Entrepreneurs build their own work environment according to their values and personality. Thus they choose their constraints and accept responsibility for the negative (or positive) consequences that follow.
Some experts, such as Frank Knight (Risk, uncertainty and profit), comment that entrepreneurs don’t distinguish themselves from others through their weak aversion to risk but through their weak aversion to uncertainty. That, unlike risk, is unknown and immeasurable.
When startups launch a product on a new market, they face uncertainty rather than risk. The example of Motorola, used by Philippe Silberzahl in hist article, is very relevant: for years, not a single factor allowed this telecommunications giant to predict the promising future of the mobile phone market.
So entrepreneurs accept uncertainty – that is, the possibility of a world where destiny doesn’t exist – because it’s integral to their freedom to act and create. The only risk that entrepreneurs take, then, is that of failing. But sometimes, failure is an indispensable element to success, as entrepreneur Michael Litt’s conference on TEDxUW shows.
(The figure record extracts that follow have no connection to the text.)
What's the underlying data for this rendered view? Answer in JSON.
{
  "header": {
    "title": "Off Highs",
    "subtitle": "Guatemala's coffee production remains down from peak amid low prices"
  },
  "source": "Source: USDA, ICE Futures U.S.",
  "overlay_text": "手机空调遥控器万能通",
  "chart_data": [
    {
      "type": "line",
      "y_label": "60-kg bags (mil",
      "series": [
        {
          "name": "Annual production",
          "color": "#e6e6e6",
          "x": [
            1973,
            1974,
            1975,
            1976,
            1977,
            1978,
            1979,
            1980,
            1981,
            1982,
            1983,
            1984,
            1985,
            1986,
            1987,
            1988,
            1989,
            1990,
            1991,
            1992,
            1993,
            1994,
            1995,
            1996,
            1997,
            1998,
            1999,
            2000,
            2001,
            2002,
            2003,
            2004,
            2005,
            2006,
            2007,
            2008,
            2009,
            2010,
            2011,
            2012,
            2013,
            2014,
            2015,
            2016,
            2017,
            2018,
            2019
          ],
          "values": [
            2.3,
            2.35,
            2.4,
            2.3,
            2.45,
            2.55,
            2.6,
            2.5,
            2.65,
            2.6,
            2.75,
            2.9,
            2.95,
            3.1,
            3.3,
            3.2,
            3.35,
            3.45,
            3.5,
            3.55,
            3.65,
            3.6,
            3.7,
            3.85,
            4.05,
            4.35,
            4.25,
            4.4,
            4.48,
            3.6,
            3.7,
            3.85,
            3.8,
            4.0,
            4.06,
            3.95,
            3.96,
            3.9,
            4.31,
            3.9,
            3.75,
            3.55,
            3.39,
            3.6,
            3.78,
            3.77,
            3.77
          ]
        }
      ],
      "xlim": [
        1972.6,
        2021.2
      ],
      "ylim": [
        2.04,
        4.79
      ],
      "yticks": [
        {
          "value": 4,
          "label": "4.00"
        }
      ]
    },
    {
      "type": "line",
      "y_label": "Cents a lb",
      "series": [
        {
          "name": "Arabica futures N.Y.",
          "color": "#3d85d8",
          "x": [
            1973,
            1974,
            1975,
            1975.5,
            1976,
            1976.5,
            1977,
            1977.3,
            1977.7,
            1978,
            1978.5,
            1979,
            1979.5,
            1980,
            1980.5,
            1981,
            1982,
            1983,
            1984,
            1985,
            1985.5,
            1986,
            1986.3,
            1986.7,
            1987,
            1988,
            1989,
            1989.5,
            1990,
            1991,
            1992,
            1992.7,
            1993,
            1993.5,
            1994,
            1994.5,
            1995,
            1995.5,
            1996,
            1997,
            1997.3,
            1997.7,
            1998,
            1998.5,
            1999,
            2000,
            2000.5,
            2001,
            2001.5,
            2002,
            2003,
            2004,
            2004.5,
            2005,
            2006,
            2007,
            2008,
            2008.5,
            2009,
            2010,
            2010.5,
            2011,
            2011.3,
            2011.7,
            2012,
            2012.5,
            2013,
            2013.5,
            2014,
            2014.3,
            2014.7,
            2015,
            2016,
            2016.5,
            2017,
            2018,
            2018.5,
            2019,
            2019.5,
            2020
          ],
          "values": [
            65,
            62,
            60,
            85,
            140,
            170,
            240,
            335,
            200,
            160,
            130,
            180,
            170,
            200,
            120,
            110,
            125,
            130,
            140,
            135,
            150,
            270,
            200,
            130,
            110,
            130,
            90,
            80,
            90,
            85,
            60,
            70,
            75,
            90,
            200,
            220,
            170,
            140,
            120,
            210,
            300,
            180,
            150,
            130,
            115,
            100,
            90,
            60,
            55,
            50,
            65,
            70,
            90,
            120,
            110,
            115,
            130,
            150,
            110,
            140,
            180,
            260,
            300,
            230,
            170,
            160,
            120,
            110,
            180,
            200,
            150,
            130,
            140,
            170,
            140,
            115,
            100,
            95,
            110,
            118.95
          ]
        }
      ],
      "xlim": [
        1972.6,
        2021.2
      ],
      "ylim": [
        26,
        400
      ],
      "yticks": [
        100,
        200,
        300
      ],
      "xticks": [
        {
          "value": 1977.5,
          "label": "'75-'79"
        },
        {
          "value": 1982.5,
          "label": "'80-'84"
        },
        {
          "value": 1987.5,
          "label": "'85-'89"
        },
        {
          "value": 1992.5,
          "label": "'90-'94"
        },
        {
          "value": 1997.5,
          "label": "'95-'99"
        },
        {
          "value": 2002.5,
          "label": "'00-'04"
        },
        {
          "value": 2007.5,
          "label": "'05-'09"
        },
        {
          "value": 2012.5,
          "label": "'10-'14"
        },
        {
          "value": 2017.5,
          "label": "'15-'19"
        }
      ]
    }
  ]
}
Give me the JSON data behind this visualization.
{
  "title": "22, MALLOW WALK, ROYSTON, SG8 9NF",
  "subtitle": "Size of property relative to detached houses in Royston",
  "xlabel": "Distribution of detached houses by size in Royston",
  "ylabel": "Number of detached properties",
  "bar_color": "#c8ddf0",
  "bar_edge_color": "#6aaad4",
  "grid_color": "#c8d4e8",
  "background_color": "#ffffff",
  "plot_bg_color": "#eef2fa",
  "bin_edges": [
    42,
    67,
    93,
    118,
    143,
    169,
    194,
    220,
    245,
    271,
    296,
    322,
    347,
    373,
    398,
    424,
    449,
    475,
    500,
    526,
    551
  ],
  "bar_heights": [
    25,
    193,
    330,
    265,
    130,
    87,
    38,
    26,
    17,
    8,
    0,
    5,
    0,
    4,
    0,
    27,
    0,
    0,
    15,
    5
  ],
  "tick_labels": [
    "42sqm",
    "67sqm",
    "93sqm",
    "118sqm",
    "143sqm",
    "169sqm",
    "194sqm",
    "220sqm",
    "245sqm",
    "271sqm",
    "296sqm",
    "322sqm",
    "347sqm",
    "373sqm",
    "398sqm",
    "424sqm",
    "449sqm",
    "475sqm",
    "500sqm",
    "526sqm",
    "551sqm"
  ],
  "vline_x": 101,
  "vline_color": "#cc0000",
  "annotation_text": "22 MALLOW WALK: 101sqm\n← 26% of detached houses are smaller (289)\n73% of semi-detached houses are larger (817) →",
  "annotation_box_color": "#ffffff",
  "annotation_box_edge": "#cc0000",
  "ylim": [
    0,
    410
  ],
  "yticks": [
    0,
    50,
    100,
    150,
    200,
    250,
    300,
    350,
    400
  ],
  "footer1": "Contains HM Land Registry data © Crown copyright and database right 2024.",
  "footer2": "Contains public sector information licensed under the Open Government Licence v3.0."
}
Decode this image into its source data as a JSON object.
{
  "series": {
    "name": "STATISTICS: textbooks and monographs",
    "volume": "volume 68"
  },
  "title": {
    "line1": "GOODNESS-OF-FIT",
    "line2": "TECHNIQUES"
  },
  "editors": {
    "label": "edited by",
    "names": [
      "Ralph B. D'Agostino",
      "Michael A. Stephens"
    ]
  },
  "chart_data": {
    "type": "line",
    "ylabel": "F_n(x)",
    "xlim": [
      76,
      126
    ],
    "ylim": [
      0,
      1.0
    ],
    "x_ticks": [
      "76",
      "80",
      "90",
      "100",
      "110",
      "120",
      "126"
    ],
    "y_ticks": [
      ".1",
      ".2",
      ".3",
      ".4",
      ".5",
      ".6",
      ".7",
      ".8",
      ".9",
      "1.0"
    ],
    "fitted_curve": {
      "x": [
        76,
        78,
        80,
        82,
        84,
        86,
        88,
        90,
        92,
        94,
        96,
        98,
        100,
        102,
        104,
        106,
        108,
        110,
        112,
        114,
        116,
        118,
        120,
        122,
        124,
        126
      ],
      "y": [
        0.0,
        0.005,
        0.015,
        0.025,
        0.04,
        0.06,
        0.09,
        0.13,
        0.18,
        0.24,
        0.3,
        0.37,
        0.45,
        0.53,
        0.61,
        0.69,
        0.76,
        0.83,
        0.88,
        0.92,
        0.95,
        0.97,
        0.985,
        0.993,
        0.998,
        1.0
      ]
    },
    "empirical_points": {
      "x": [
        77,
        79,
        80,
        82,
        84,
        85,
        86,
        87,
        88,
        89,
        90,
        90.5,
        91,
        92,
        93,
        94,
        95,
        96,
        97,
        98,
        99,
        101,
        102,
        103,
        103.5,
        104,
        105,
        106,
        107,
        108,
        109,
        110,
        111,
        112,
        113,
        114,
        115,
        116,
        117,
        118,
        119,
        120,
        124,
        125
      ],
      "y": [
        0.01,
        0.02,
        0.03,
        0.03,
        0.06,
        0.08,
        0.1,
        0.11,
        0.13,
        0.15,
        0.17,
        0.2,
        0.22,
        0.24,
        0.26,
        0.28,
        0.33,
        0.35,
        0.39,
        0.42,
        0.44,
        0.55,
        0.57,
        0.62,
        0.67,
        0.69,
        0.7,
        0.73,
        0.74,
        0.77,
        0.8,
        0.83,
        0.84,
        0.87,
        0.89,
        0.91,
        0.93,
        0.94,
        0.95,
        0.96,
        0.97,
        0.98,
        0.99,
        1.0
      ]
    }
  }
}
In the end, entrepreneurs refuse to consider success of failure as a mere statistic or improbability. So they don’t like taking risks, rather they like the idea of being (imaginary?) masters of their destiny.
During the transition into entrepreneurship, the future entrepreneur must thus understand that the life he’s choosing will be no more or less risky than the employee life he had before, but unlike before, he can only blame himself for his failures.